-
logon to a scVENUS client or place a copy of scpm in your $PATH for creating the spark and java packages
-
create spark package(s)
This task downloads spark-2.0.2-bin-hadoop2.7.tgz and spark-2.1.0-bin-hadoop2.7.tgz and generates p4 packages bin build/spark*.p4
./gradlew p4Sparks
-
create zulu java package
Downloads jdk8.0.112 from Azul Systems and generates a p4 package build/zulu8.19.0.1-jdk8.0.112-linux_x64.p4
./gradlew p4Javas
-
create the anacoda package The anaconda software has a more complex installer and therefore has to be installed on a test / build machine and then repackaged as p4. Download and install anacoda3 once on a build machine and create a p4 package by executing
cd /usr/local scpm -c -n anaconda -p anaconda.p4 -s anaconda3 -v "3-4.2.0" --dest-prefix=/usr/local --default-owner="ADMUID=0" --default-group="ADMGID=10000"
-
create the meta package Adapt the path to the anaconda p4 package which you have created in the previous step in the filelist src/main/resources/filelists/spark-venus.f4 and then execute:
./gradlew createMetaPackage
-
You can get a listing of all available gradle targets with
./gradlew -q tasks -all
- install / update domain tree
scmetadoall -c --dont-merge --move-sw --cleanup spark-venus-meta.p4
- add software to sw-depot
for i in software_deliver/spark/*.p4; do echo $i ; done
- method and context sc.venus.spark
- files
- systemd template: /etc/systemd/system/scvenus-spark.service
- spark-env.sh template: /usr/local/etc/spark/spark-env.sh
- spark-defaults.conf template: /usr/local/etc/spark-defaults.conf
- installs spark-hadoop2.7 and zulu-java
- spark software is in /usr/local/spark
- java software goes to /usr/local/zulu-java
- spark configuration is in /usr/local/etc/spark
- creates spark-defaults.conf and spark-env.sh
- spark logs are in /var/log/spark
- spark pids are in /var/run/spark
- creates scvenus-spark systemd unit
- adds scvenus-spark service to systemd startup
- (re)starts the spark service
- the spark service is running as user ${USER} (from context sc.venus.spark)
- stops the spark service
- removes spark service from systemd startup
- removes scvenus-spark systemd unit
- removes the p4 software spark-hadoop27 and zulu-java
- removes directories /usr/local/etc/spark, /var/run/spark, /var/log/spark
- method and context sc.venus.jupyter
- files
- systemd template: /etc/systemd/system/scvenus-jupyter.service
- jupyter start wrapper template: /usr/local/bin/scvenus-jupyter
- install anaconda p4 package
- anacoda is in /usr/local/anaconda3
- creates a jupyter start wrapper /usr/local/bin/scvenus-jupiter
- creates scvenus-jupyter systemd unit
- adds scvenus-jupyter to systemd startup
- (re)starts the jupyter service
- the jupyter service is running as user ${USER} (from context sc.venus.spark)

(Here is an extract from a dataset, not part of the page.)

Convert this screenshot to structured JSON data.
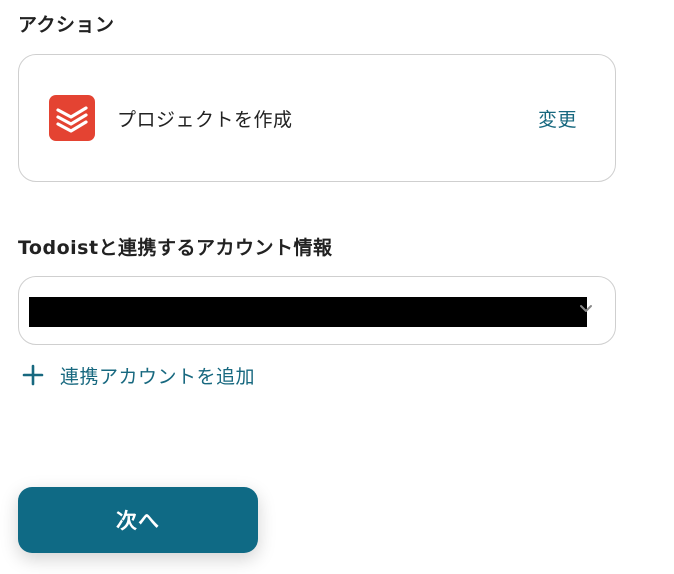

- stops scvenus-jupyter service
- removes jupyter service from systemd startup
- removes anaconda p4
- removes /usr/local/bin/scvenus-jupyter
The spark and jupyter methods only support OSes using systemd: go for redhatel 7.
The setup relies on the scVENUS single system image. Make sure SSI is working.
The p4 packages spark-hadoop2.7, zulu-java and anaconda must be added to the scVENUS software depot.
The spark processes are owned by the user "scvenusSpark".
The jupyter notebook is owned by the user "scvenusSpark" and is running on the spark master.
The shared directory for spark is /home/scvenusSpark.
A hierachical group structure for the cluster members: sparkcluster1/master, sparkcluster1/slave
The spark master configuration is in "groups/sparkcluster1/master/context/sc.venus.spark".
The spark slave configuration is in "groups/sparkcluster1/slave/context/sc.venus.spark".
The share cluster configuration is in "groups/sparkcluster1/context/sc.venus.spark".
The spark master is client4 (client4.example.com).
The spark slaves are client6 and client9.
-
add a user which is the owner of the spark process and its home directory is used as shared storage for the spark cluster
scadduser -s /usr/local/bin/bash -h client4 -u scvenusSpark
-
add a venus group for the spark slaves and add clients to the group.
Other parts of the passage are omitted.